Mr Rush said the decay was especially noticeable on the promenade deck of the ship.

That Titanic bathtub pictured in 2010

(RMS Titanic)

“Looking at some of the older pictures, there are areas where you had a whole wall, and then we’d show up and there’s no wall,” Mr Rush told Geekwire.

“There’s chunks of it here, and you can see through it. So in areas where they’d actually had to enter with ROVs [remotely operated vehicles], all of a sudden the wall’s all gone.”
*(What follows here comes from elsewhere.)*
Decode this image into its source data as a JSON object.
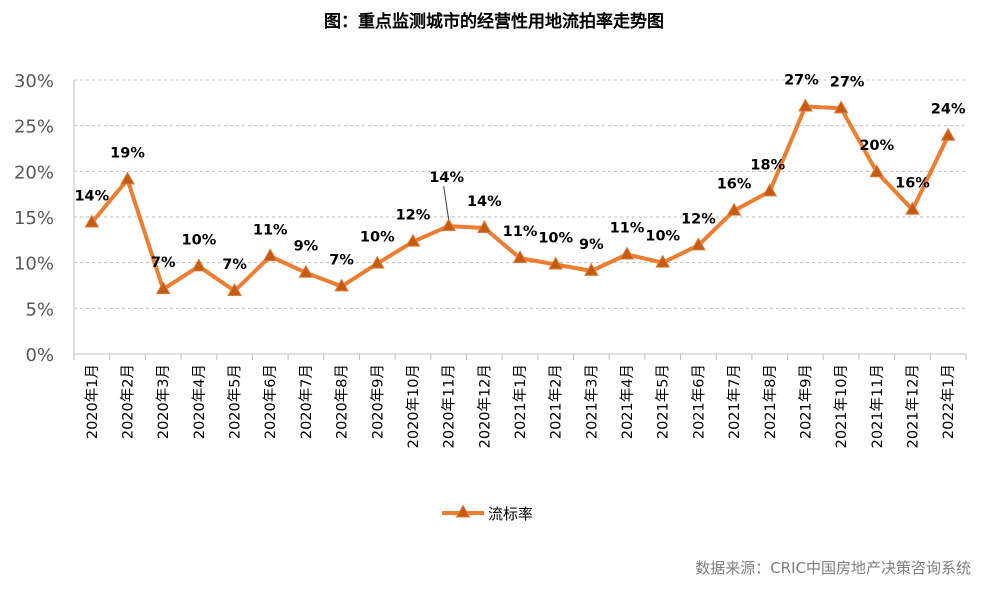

OceanGate Expeditions are conducting a longitudinal study of the Titanic’s rate of decay, through images, videos, laser and sonar data.

OceanGate took more than 100 customers down to the wreck over the summer at a cost of $125,000 each, and are planning yearly surveys of the wreckage.

The RMS Titanic has been lying 370 miles off the coast of Newfoundland, Canada in the North Atlantic Ocean since 1912.

In 2019, an expedition from Newcastle University in England discovered that the shell of the ship was being eaten by a bacteria that consumes metal.

During that survey, the first manned visit to the wreck in 14 years, researchers found “shocking” deterioration, and estimated the shipwreck will have disintegrated entirely within 30 years.

At the time, Titanic researcher Henrietta Mann said it was impossible to know for certain how long it would take for the wreck to disintegrate entirely.

“Logic tells you [that] more structurally it is damaged, the more quickly it will deteriorate,” Ms Mann told Time magazine.

The wreck was discovered in 1985, and was named a UNESCO cultural heritage site in 2012.

More than 1500 people died in the sinking, which was dramatised in the 1997 Oscar-winning James Cameron film Titanic.